After noting she was in new territory given how recently the Colorado Supreme Court made its ruling, Slade went line-by-line through the Colorado law that sets out the factors judges must consider when setting bail. Judges must set an amount that is aimed at ensuring defendants return to court and that protects public safety, she said.

Monetary bail must be “reasonable”

When setting bail, judges may consider a defendant’s employment history, family and community relationships, living situation, character, reputation and support network. Judges may also look at the likely sentence in the case, a defendant’s prior criminal record, any past failures to appear in court, the likelihood the defendant will commit more crimes if released and whether they’re likely to harass witnesses or victims, according to state law.

Any monetary bail amount must be “reasonable,” state law says.

Slade found that David Lechner posed a flight risk, was likely to ignore court orders and likely to harass, intimidate or harm Tracy Lechner’s family. She noted that first-degree murder carries the most serious sentence possible in Colorado: life in prison without the possibility of parole.

“Just because a bond is non-postable does not mean it is unconstitutional,” she said as she set the $100 million cash bail.

Tracy Lechner’s family declined to comment after the decision.

Historically, the reason to deny bail in death penalty cases was because the defendant’s life is at stake — and that’s no longer the case, Justice Richard Gabriel wrote in the Colorado Supreme Court’s unanimous opinion.

“In line with this prevailing view, for more than a century, we have recognized that the purpose for denying pre-trial release for capital offenses is because of the greater temptation to avoid trial when the defendant’s life is at stake,” he wrote.

“These are folks who are presumed innocent”

Tim Macdonald, legal director at the American Civil Liberties Union of Colorado, said that he believes the state Supreme Court made the correct decision.

“This a right that we enshrined in our constitution,” he said. “These are folks who are presumed innocent, and they ought to be entitled to get out and mount a defense and proceed from there.”

He added that judges should not be using bail as a way to keep people in jail.

“It looks potentially like they’re trying to keep them in by setting a bond so high the person can’t bond out,” he said. “But the idea of the bond is to ensure the person is going to return for their hearings and for their trial.
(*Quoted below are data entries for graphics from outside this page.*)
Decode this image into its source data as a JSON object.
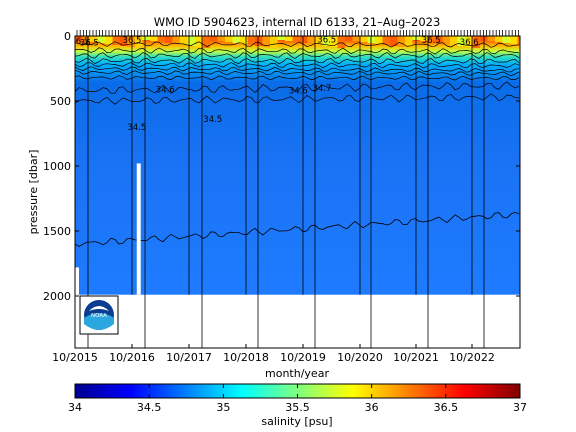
{
  "chart_data": {
    "type": "heatmap",
    "title": "WMO ID 5904623, internal ID 6133, 21–Aug–2023",
    "xlabel": "month/year",
    "ylabel": "pressure [dbar]",
    "x_ticks": [
      "10/2015",
      "10/2016",
      "10/2017",
      "10/2018",
      "10/2019",
      "10/2020",
      "10/2021",
      "10/2022"
    ],
    "y_ticks": [
      0,
      500,
      1000,
      1500,
      2000
    ],
    "ylim": [
      2400,
      0
    ],
    "y_reversed": true,
    "colorbar": {
      "label": "salinity [psu]",
      "range": [
        34,
        37
      ],
      "ticks": [
        34,
        34.5,
        35,
        35.5,
        36,
        36.5,
        37
      ],
      "tick_labels": [
        "34",
        "34.5",
        "35",
        "35.5",
        "36",
        "36.5",
        "37"
      ],
      "colormap": "jet"
    },
    "contour_labels": [
      {
        "text": "36.5",
        "date": "2015-11",
        "pressure": 40
      },
      {
        "text": "36.5",
        "date": "2016-01",
        "pressure": 50
      },
      {
        "text": "36.5",
        "date": "2016-10",
        "pressure": 30
      },
      {
        "text": "34.6",
        "date": "2017-05",
        "pressure": 410
      },
      {
        "text": "34.5",
        "date": "2016-11",
        "pressure": 700
      },
      {
        "text": "34.5",
        "date": "2018-03",
        "pressure": 640
      },
      {
        "text": "34.6",
        "date": "2019-09",
        "pressure": 420
      },
      {
        "text": "34.7",
        "date": "2020-02",
        "pressure": 400
      },
      {
        "text": "36.5",
        "date": "2020-03",
        "pressure": 25
      },
      {
        "text": "36.5",
        "date": "2022-01",
        "pressure": 30
      },
      {
        "text": "36.6",
        "date": "2022-09",
        "pressure": 45
      }
    ],
    "profile_max_pressure": 1990,
    "gap": {
      "date": "2016-11",
      "pressure_top": 980
    },
    "grid": false
  },
  "logo": {
    "text": "NOAA"
  },
  "colors": {
    "surface_max": "#d02020",
    "deep_water": "#1f6fff",
    "background": "#ffffff"
  }
}
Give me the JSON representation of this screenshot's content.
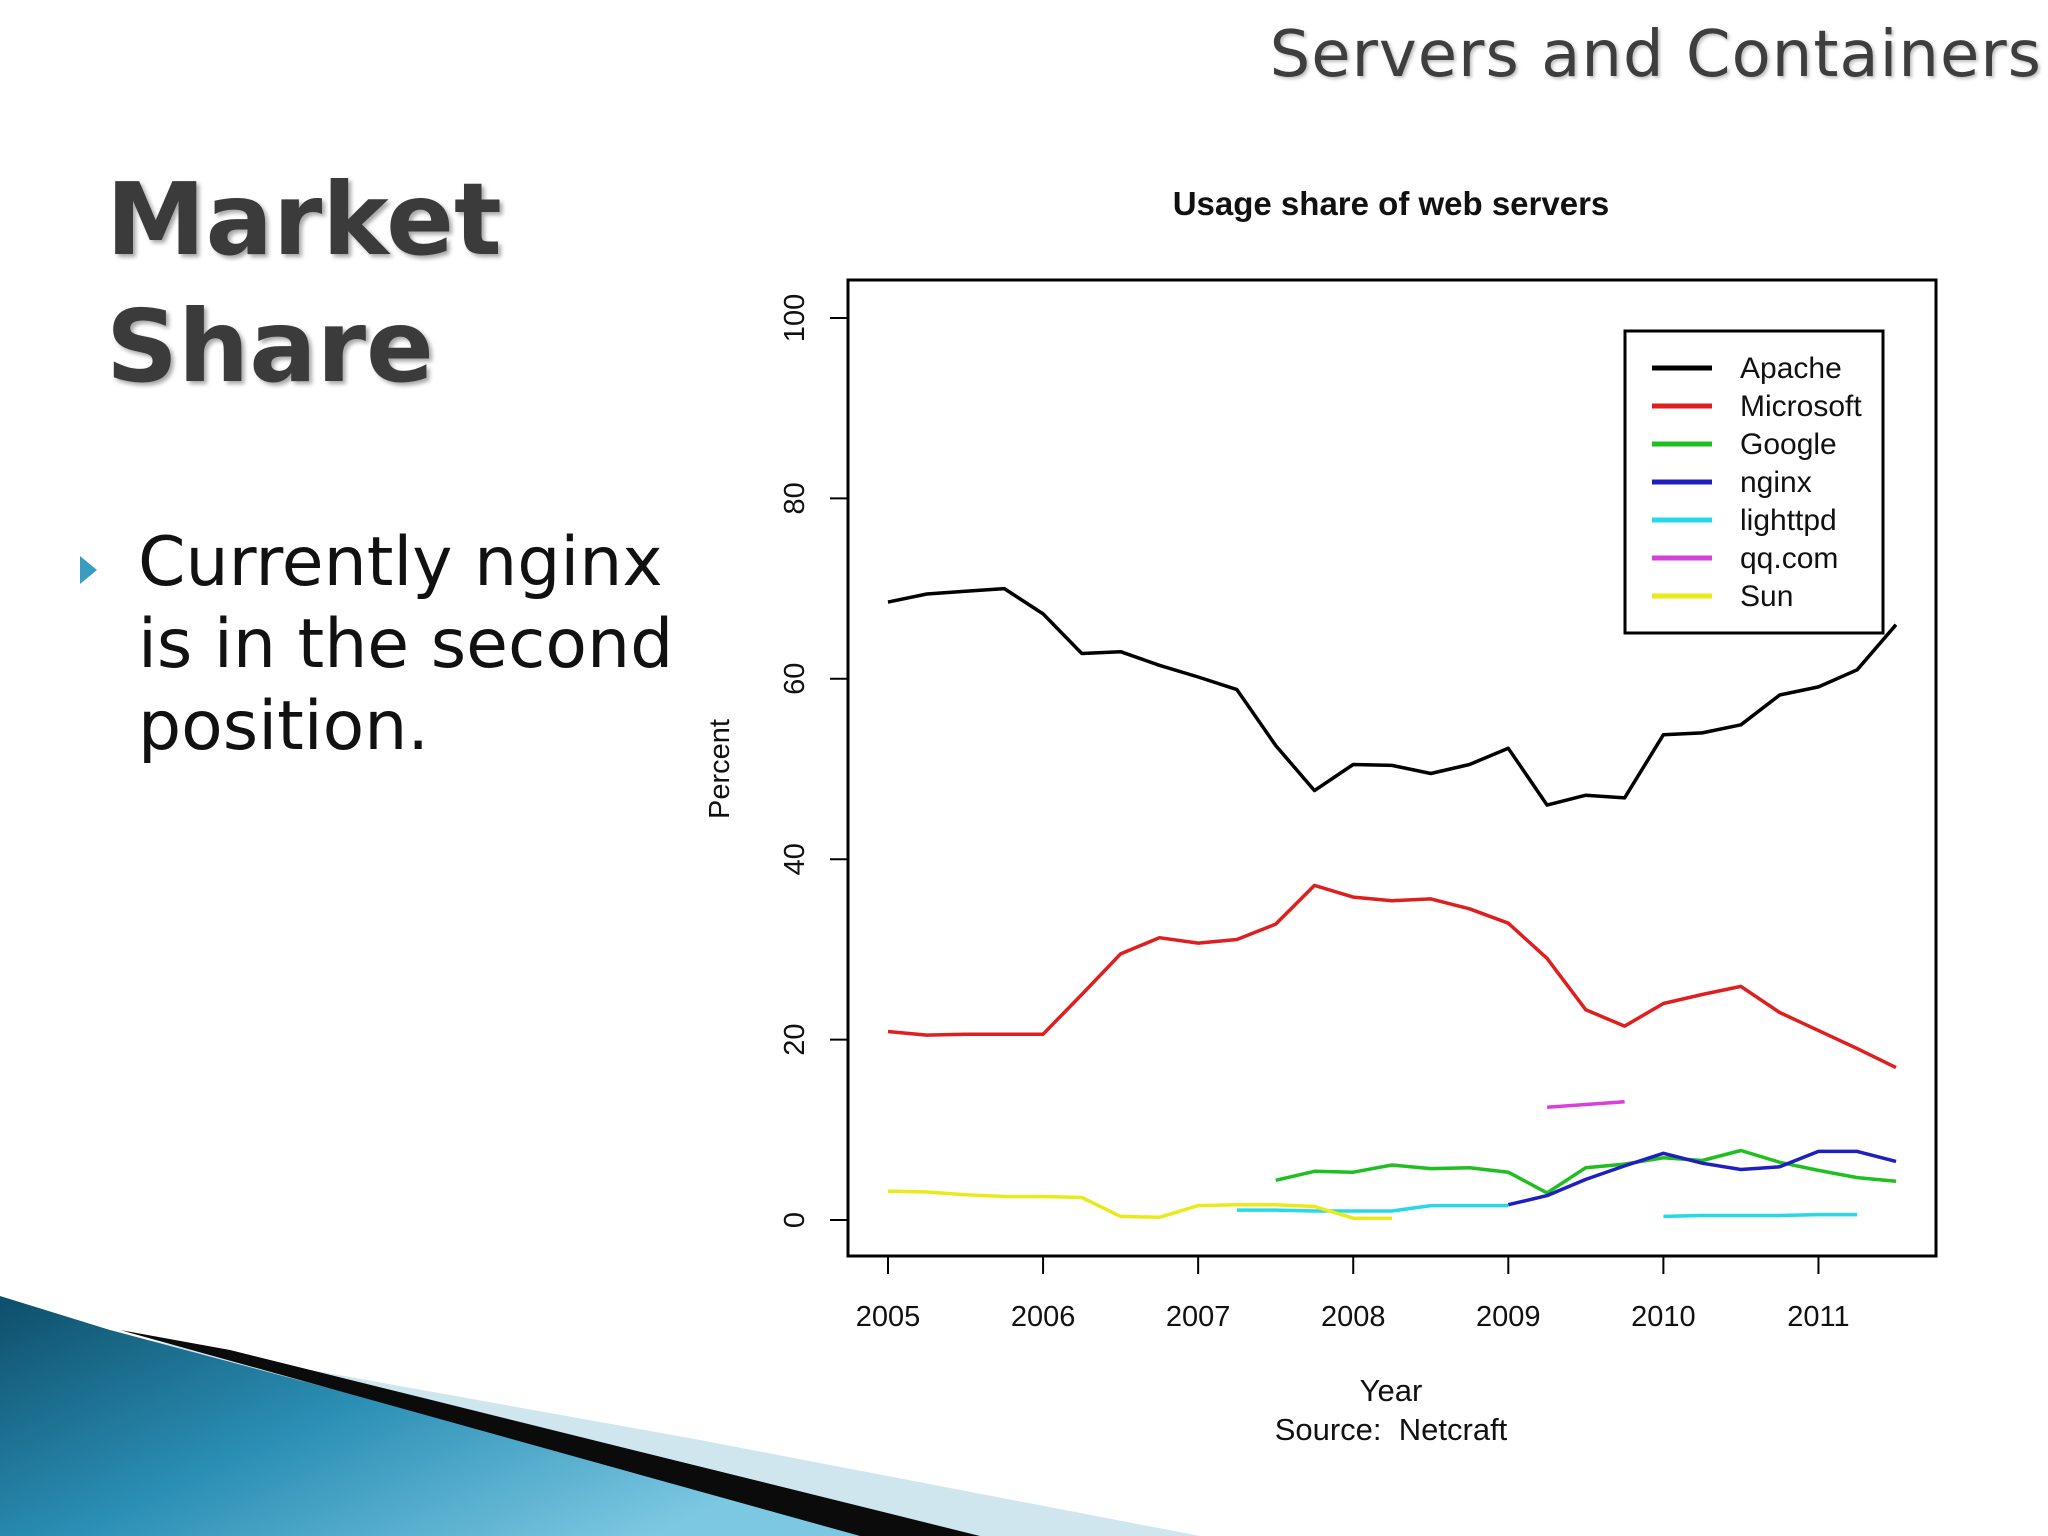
{
  "slide": {
    "header": "Servers and Containers",
    "title_lines": [
      "Market",
      "Share"
    ],
    "bullet": "Currently nginx is in the second position.",
    "accent_color": "#3a9cc0"
  },
  "chart_data": {
    "type": "line",
    "title": "Usage share of web servers",
    "xlabel": "Year",
    "ylabel": "Percent",
    "source": "Source:  Netcraft",
    "xlim": [
      2005,
      2011.5
    ],
    "ylim": [
      0,
      100
    ],
    "xticks": [
      2005,
      2006,
      2007,
      2008,
      2009,
      2010,
      2011
    ],
    "yticks": [
      0,
      20,
      40,
      60,
      80,
      100
    ],
    "grid": false,
    "legend_position": "top-right",
    "series": [
      {
        "name": "Apache",
        "color": "#000000",
        "x": [
          2005.0,
          2005.25,
          2005.5,
          2005.75,
          2006.0,
          2006.25,
          2006.5,
          2006.75,
          2007.0,
          2007.25,
          2007.5,
          2007.75,
          2008.0,
          2008.25,
          2008.5,
          2008.75,
          2009.0,
          2009.25,
          2009.5,
          2009.75,
          2010.0,
          2010.25,
          2010.5,
          2010.75,
          2011.0,
          2011.25,
          2011.5
        ],
        "y": [
          68.5,
          69.4,
          69.7,
          70.0,
          67.2,
          62.8,
          63.0,
          61.5,
          60.2,
          58.8,
          52.6,
          47.6,
          50.5,
          50.4,
          49.5,
          50.5,
          52.3,
          46.0,
          47.1,
          46.8,
          53.8,
          54.0,
          54.9,
          58.2,
          59.1,
          61.0,
          66.0
        ]
      },
      {
        "name": "Microsoft",
        "color": "#df1f1f",
        "x": [
          2005.0,
          2005.25,
          2005.5,
          2005.75,
          2006.0,
          2006.25,
          2006.5,
          2006.75,
          2007.0,
          2007.25,
          2007.5,
          2007.75,
          2008.0,
          2008.25,
          2008.5,
          2008.75,
          2009.0,
          2009.25,
          2009.5,
          2009.75,
          2010.0,
          2010.25,
          2010.5,
          2010.75,
          2011.0,
          2011.25,
          2011.5
        ],
        "y": [
          20.9,
          20.5,
          20.6,
          20.6,
          20.6,
          25.0,
          29.5,
          31.3,
          30.7,
          31.1,
          32.8,
          37.1,
          35.8,
          35.4,
          35.6,
          34.5,
          32.9,
          29.0,
          23.3,
          21.5,
          24.0,
          25.0,
          25.9,
          23.0,
          21.0,
          19.0,
          16.9
        ]
      },
      {
        "name": "Google",
        "color": "#1fbf1f",
        "x": [
          2007.5,
          2007.75,
          2008.0,
          2008.25,
          2008.5,
          2008.75,
          2009.0,
          2009.25,
          2009.5,
          2009.75,
          2010.0,
          2010.25,
          2010.5,
          2010.75,
          2011.0,
          2011.25,
          2011.5
        ],
        "y": [
          4.4,
          5.4,
          5.3,
          6.1,
          5.7,
          5.8,
          5.3,
          3.0,
          5.8,
          6.2,
          6.9,
          6.6,
          7.7,
          6.4,
          5.5,
          4.7,
          4.3
        ]
      },
      {
        "name": "nginx",
        "color": "#1f1fbf",
        "x": [
          2009.0,
          2009.25,
          2009.5,
          2009.75,
          2010.0,
          2010.25,
          2010.5,
          2010.75,
          2011.0,
          2011.25,
          2011.5
        ],
        "y": [
          1.7,
          2.7,
          4.5,
          6.0,
          7.4,
          6.3,
          5.6,
          5.9,
          7.6,
          7.6,
          6.5
        ]
      },
      {
        "name": "lighttpd",
        "color": "#27d8e6",
        "x": [
          2007.25,
          2007.5,
          2007.75,
          2008.0,
          2008.25,
          2008.5,
          2008.75,
          2009.0
        ],
        "y": [
          1.1,
          1.1,
          1.0,
          1.0,
          1.0,
          1.6,
          1.6,
          1.6
        ]
      },
      {
        "name": "lighttpd",
        "color": "#27d8e6",
        "x": [
          2010.0,
          2010.25,
          2010.5,
          2010.75,
          2011.0,
          2011.25
        ],
        "y": [
          0.4,
          0.5,
          0.5,
          0.5,
          0.6,
          0.6
        ]
      },
      {
        "name": "qq.com",
        "color": "#d93fd9",
        "x": [
          2009.25,
          2009.75
        ],
        "y": [
          12.5,
          13.1
        ]
      },
      {
        "name": "Sun",
        "color": "#eaea1a",
        "x": [
          2005.0,
          2005.25,
          2005.5,
          2005.75,
          2006.0,
          2006.25,
          2006.5,
          2006.75,
          2007.0,
          2007.25,
          2007.5,
          2007.75,
          2008.0,
          2008.25
        ],
        "y": [
          3.2,
          3.1,
          2.8,
          2.6,
          2.6,
          2.5,
          0.4,
          0.3,
          1.6,
          1.7,
          1.7,
          1.5,
          0.2,
          0.2
        ]
      }
    ],
    "legend": [
      {
        "label": "Apache",
        "color": "#000000"
      },
      {
        "label": "Microsoft",
        "color": "#df1f1f"
      },
      {
        "label": "Google",
        "color": "#1fbf1f"
      },
      {
        "label": "nginx",
        "color": "#1f1fbf"
      },
      {
        "label": "lighttpd",
        "color": "#27d8e6"
      },
      {
        "label": "qq.com",
        "color": "#d93fd9"
      },
      {
        "label": "Sun",
        "color": "#eaea1a"
      }
    ]
  }
}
It’s not intended to be used as a means to prevent you from getting out. So to the extent courts are setting them so high as a means to prevent people from meeting those bonds, that’s a potential problem.”

John Kellner, the district attorney for the 18th Judicial District, said in a statement Thursday that he is concerned murder defendants released on bond will run from justice.

“These defendants are facing the maximum sentence possible in Colorado, which is life without parole,” he said. “If they were to get released, what would prevent them from trying to evade justice? There’s a tremendous amount of dangerous possibilities out there with the current state of the law.”

His office is reviewing about 60 active first-degree murder cases to see whether bail needs to be set because of the state Supreme Court’s ruling, spokesman Eric Ross said.

Kellner’s concerns about suspects released before trial were echoed by family members of slain Arvada police officer Dillon Vakoff during a bond hearing Thursday for the man suspected of killing the officer.

“If this defendant has the opportunity to bond out of jail, what does that look like for the victims in this case?” his mother, Lisa Vakoff, wrote in a letter read in court. “Will he kill again? If so, who’s next? Will it be me? …Your Honor, when we heard about the Supreme Court ruling, I cannot express the outrage and the fear that I felt about how the ruling would impact not only this case, but countless, thousands of other cases in Colorado.”

First Judicial District Judge Russell Klein set bail at $15 million — well over the $10 million requested by prosecutors — after finding the suspect presented an “extraordinarily high” flight risk and threat to public safety.

Denver Post reporter Lauren Penington contributed to this report.